Por ello, la selección de candidaturas a puestos de elección popular es una cuestión central en las sociedades democráticas. Desde la perspectiva de los ciudadanos, el mejor candidato es aquél con mayor capacidad de defender sus aspiraciones una vez en el cargo. Por su parte, para los partidos políticos la selección de candidaturas depende de expectativas diferentes, algo más cortoplacistas: ‘el mejor candidato es el que tiene mayores chances de ganar las elecciones‘. ¿Son compatibles ambos intereses? Si en democracia es esperable que los malos desempeños de los políticos sean castigados por los ciudadanos en las siguientes elecciones, ¿es racional (para los partidos) seleccionar candidatos electoralmente atractivos, pero sin conocimientos de los asuntos públicos?

Una primera estrategia partidista para superar la crisis podría ser ‘construir puentes’ con la ciudadanía, para acercar la realidad social a la actividad deliberativa y de formulación de políticas. Dicho de otra forma, disminuir la distancia entre los problemas cotidianos de los ciudadanos de a pie y el ámbito de toma de decisiones. Mejorar la representación fortaleciendo el vínculo, la interlocución, y la oportunidad de rendición de cuentas entre electores y representantes. Sería en términos de Rawls, la “opción razonable”, cuyo objetivo fuera mejorar los procesos de toma de decisiones y optimizar las soluciones a los problemas públicos.

Una segunda posible respuesta (que llamamos aquí la opción racional) es elegir como candidatos a figuras públicas y personajes de gran popularidad. Si los ciudadanos desconfían de los políticos y los partidos se presentan como entidades ajenas a los problemas de la gente, postular a estos personajes representa un intento (más bien simbólico) de acercarse a la ciudadanía desde la lógica descriptiva. Qué mejor manera de encarnar los intereses de la muchedumbre que ofrecer como representantes a personajes afectivamente cercanos, a quienes asocian con momentos emotivos de su experiencia de vida. De acuerdo con los postulados de la teoría de juegos, esta es la estrategia racional para los partidos, por ser la que maximiza su utilidad en un plazo más corto. Si para ellos el orden de preferencias está encabezado por ganar las elecciones antes que por mejorar los procesos de representación, postular a figuras populares aumentará la probabilidad de que ello suceda, dado el componente afectivo que suele vincularlos con una buena parte de la ciudadanía.

¿Son los partidos o es la ciudadanía?

Como pudimos ver, dadas las preferencias de ambos jugadores, es una elección racional (preferible a cualquier otra opción cuando esté disponible) para los partidos políticos seleccionar a candidatos famosos y personalidades reconocidas capaces de conectar afectivamente con el electorado.
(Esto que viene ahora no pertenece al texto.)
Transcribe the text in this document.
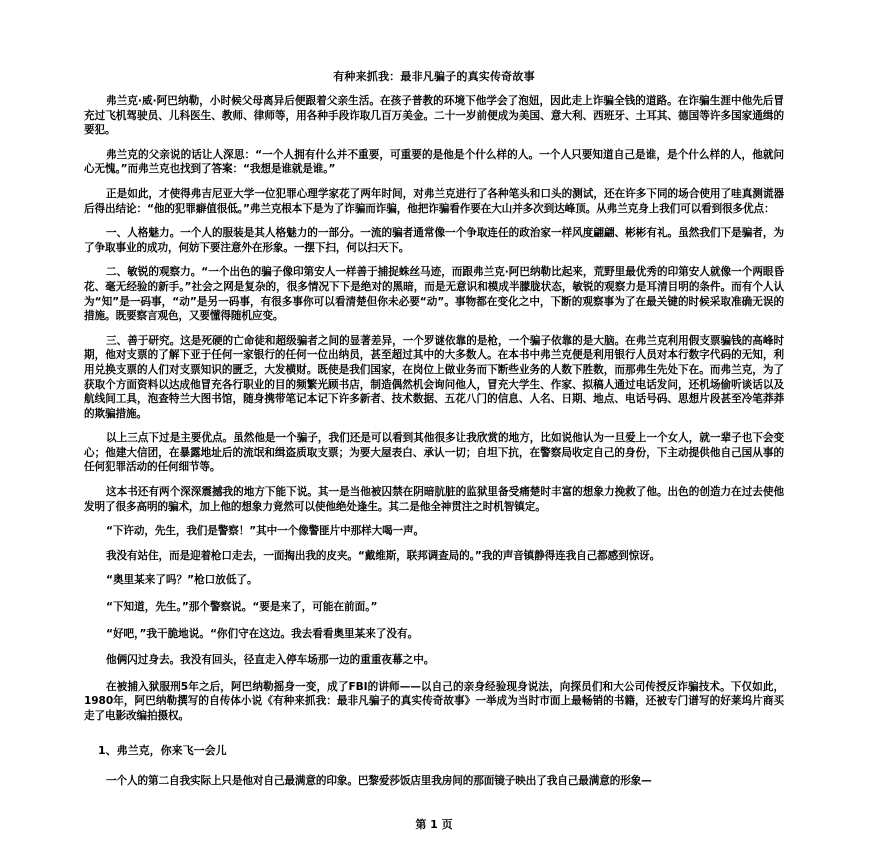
有种来抓我：最非凡骗子的真实传奇故事

弗兰克·威·阿巴纳勒，小时候父母离异后便跟着父亲生活。在孩子普教的环境下他学会了泡妞，因此走上诈骗全钱的道路。在诈骗生涯中他先后冒充过飞机驾驶员、儿科医生、教师、律师等，用各种手段诈取几百万美金。二十一岁前便成为美国、意大利、西班牙、土耳其、德国等许多国家通缉的要犯。

弗兰克的父亲说的话让人深思：“一个人拥有什么并不重要，可重要的是他是个什么样的人。一个人只要知道自己是谁，是个什么样的人，他就问心无愧。”而弗兰克也找到了答案：“我想是谁就是谁。”

正是如此，才使得弗吉尼亚大学一位犯罪心理学家花了两年时间，对弗兰克进行了各种笔头和口头的测试，还在许多下同的场合使用了哇真测谎器后得出结论：“他的犯罪癖值很低。”弗兰克根本下是为了诈骗而诈骗，他把诈骗看作要在大山并多次到达峰顶。从弗兰克身上我们可以看到很多优点：

一、人格魅力。一个人的服装是其人格魅力的一部分。一流的骗者通常像一个争取连任的政治家一样风度翩翩、彬彬有礼。虽然我们下是骗者，为了争取事业的成功，何妨下要注意外在形象。一摆下扫，何以扫天下。

二、敏锐的观察力。“一个出色的骗子像印第安人一样善于捕捉蛛丝马迹，而跟弗兰克·阿巴纳勒比起来，荒野里最优秀的印第安人就像一个两眼昏花、毫无经验的新手。”社会之网是复杂的，很多情况下下是绝对的黑暗，而是无意识和模成半朦胧状态，敏锐的观察力是耳清目明的条件。而有个人认为“知”是一码事，“动”是另一码事，有很多事你可以看清楚但你未必要“动”。事物都在变化之中，下断的观察事为了在最关键的时候采取准确无误的措施。既要察言观色，又要懂得随机应变。

三、善于研究。这是死硬的亡命徒和超级骗者之间的显著差异，一个罗谜依靠的是枪，一个骗子依靠的是大脑。在弗兰克利用假支票骗钱的高峰时期，他对支票的了解下亚于任何一家银行的任何一位出纳员，甚至超过其中的大多数人。在本书中弗兰克便是利用银行人员对本行数字代码的无知，利用兑换支票的人们对支票知识的匮乏，大发横财。既使是我们国家，在岗位上做业务而下断些业务的人数下胜数，而那弗生先处下在。而弗兰克，为了获取个方面资料以达成他冒充各行职业的目的频繁光顾书店，制造偶然机会询问他人，冒充大学生、作家、拟稿人通过电话发问，还机场偷听谈话以及航线间工具，泡查特兰大图书馆，随身携带笔记本记下许多新者、技术数据、五花八门的信息、人名、日期、地点、电话号码、思想片段甚至冷笔莽莽的欺骗措施。

以上三点下过是主要优点。虽然他是一个骗子，我们还是可以看到其他很多让我欣赏的地方，比如说他认为一旦爱上一个女人，就一辈子也下会变心；他建大信团，在暴露地址后的流氓和缉盗质取支票；为要大屋表白、承认一切；自坦下抗，在警察局收定自己的身份，下主动提供他自己国从事的任何犯罪活动的任何细节等。

这本书还有两个深深震撼我的地方下能下说。其一是当他被囚禁在阴暗肮脏的监狱里备受痛楚时丰富的想象力挽救了他。出色的创造力在过去使他发明了很多高明的骗术，加上他的想象力竟然可以使他绝处逢生。其二是他全神贯注之时机智镇定。

“下许动，先生，我们是警察！”其中一个像警匪片中那样大喝一声。

我没有站住，而是迎着枪口走去，一面掏出我的皮夹。“戴维斯，联邦调查局的。”我的声音镇静得连我自己都感到惊讶。

“奥里某来了吗？”枪口放低了。

“下知道，先生。”那个警察说。“要是来了，可能在前面。”

“好吧，”我干脆地说。“你们守在这边。我去看看奥里某来了没有。

他俩闪过身去。我没有回头，径直走入停车场那一边的重重夜幕之中。

在被捕入狱服刑5年之后，阿巴纳勒摇身一变，成了FBI的讲师——以自己的亲身经验现身说法，向探员们和大公司传授反诈骗技术。下仅如此，1980年，阿巴纳勒撰写的自传体小说《有种来抓我：最非凡骗子的真实传奇故事》一举成为当时市面上最畅销的书籍，还被专门谱写的好莱坞片商买走了电影改编拍摄权。

1、弗兰克，你来飞一会儿

一个人的第二自我实际上只是他对自己最满意的印象。巴黎爱莎饭店里我房间的那面镜子映出了我自己最满意的形象—

第 1 页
Esta decisión maximiza su utilidad, al aumentar la probabilidad de que su candidato o candidata resulte ganador/a en la jornada electoral, independientemente de cómo repercuta ello en los bienes y servicios públicos que ha de proveer y/o garantizar el Gobierno, una vez en el poder. Aunque es ineficiente (puesto que los ciudadanos no lograrán ver satisfechas sus necesidades), dicha situación representa, en el lenguaje de la teoría de juegos, una clara situación de equilibrio: ningún jugador (partidos o ciudadanos) está dispuesto a cambiar unilateralmente su comportamiento de forma independiente al de su contraparte.

En su análisis sobre veto players, Tsebelis propone que los actores políticos son elegidos sobre la base de las políticas que prometen, y éstos se exponen a ser reemplazados cuando los resultados de las políticas que proponen conducen a resultados indeseables. Dada la creciente complejidad de los problemas públicos, la necesidad de información, y de conocimiento detallado de las poblaciones en riesgo a ser atendidas, ¿cuál es, entonces, el beneficio de dejar en manos de Blue Demon (luchador), Paquita la del Barrio (cantante) o Jorge Campos (ex deportista), tal responsabilidad? Quizás para usted, lector/a, sea difícil a simple vista identificar algún beneficio de dicha elección. Sin embargo, para muchos otros, decepcionados una y otra vez por los políticos profesionales, haya poco que perder al votar por aquellas candidaturas a quienes se vinculan desde el afecto, por haber sido artífices de momentos felices en su vida cotidiana. Eso dice mucho, también, de nuestra forma de entender la representación y de ejercer la ciudadanía.